According to a 2011 blog in Lost and Found, while visiting Naples, the blogger overheard an elderly man order a “caffe sospeso.” Intrigued, he asked the man at the cash register what the customer had meant by that and was told that following WWII, many Italians were so poor they couldn’t even afford to buy a coffee. Coffee being a “hot liquid pleasure not considered a treat, but rather a basic human right in the life of any Neapolitan”, those who could afford to enjoy a coffee felt it was their duty to give the less fortunate an opportunity to enjoy it, too, so they purchased one for themselves and paid for another with the understanding that it would be served free of charge to the first person who came in who could not afford to buy coffee.
 
Suspended coffee has gone from being a social media phenomenon to a global movement. A WordPress blog, Suspended Coffees, says in their Mission Statement: “Every once in a while an idea comes along with the potential to truly make the world a better place. Suspended Coffee is one of those ideas.” Their mission is to spread the word about suspended coffee and expand the concept to include food and other essentials.

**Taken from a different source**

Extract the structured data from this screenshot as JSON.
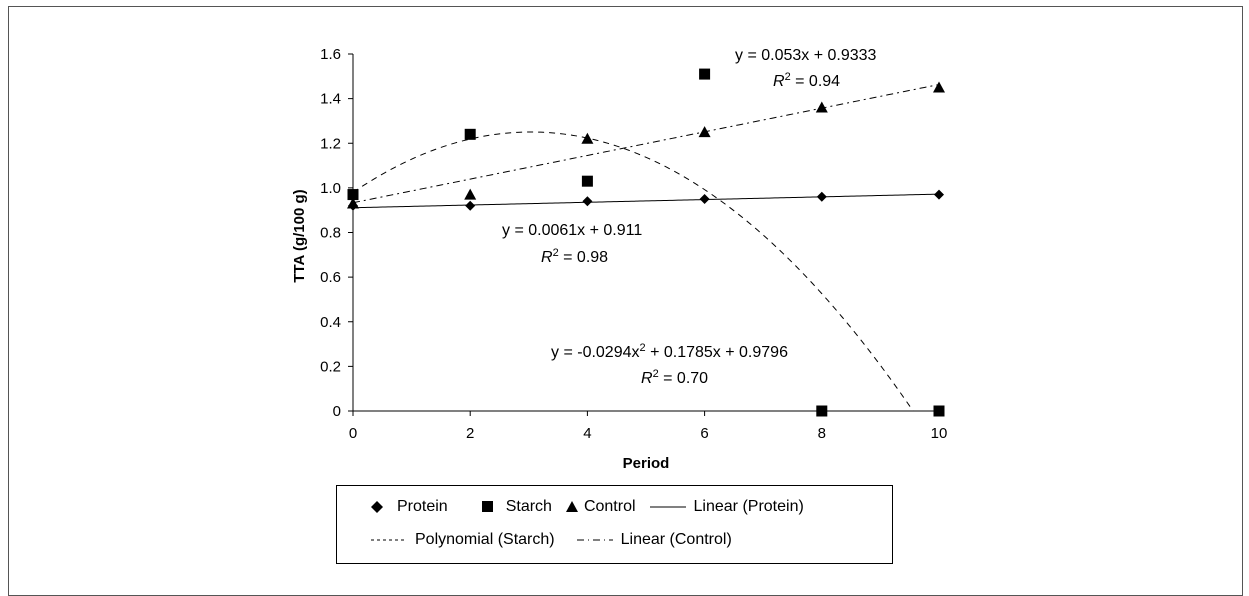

To encourage businesses to adopt “suspended” policies, they include lists of participating cafés in the Americas, Europe, Asia, and Australia.
 
We think suspended coffee is a brilliant idea and were thrilled to discover that hundreds of cafes throughout Australia are participating in the movement. Check out the Participating Cafes -- Australia page on Suspended Coffees and find one in your area or be sure to call in at one when you’re on holidays or a business trip and away from your Lavazza espresso machine.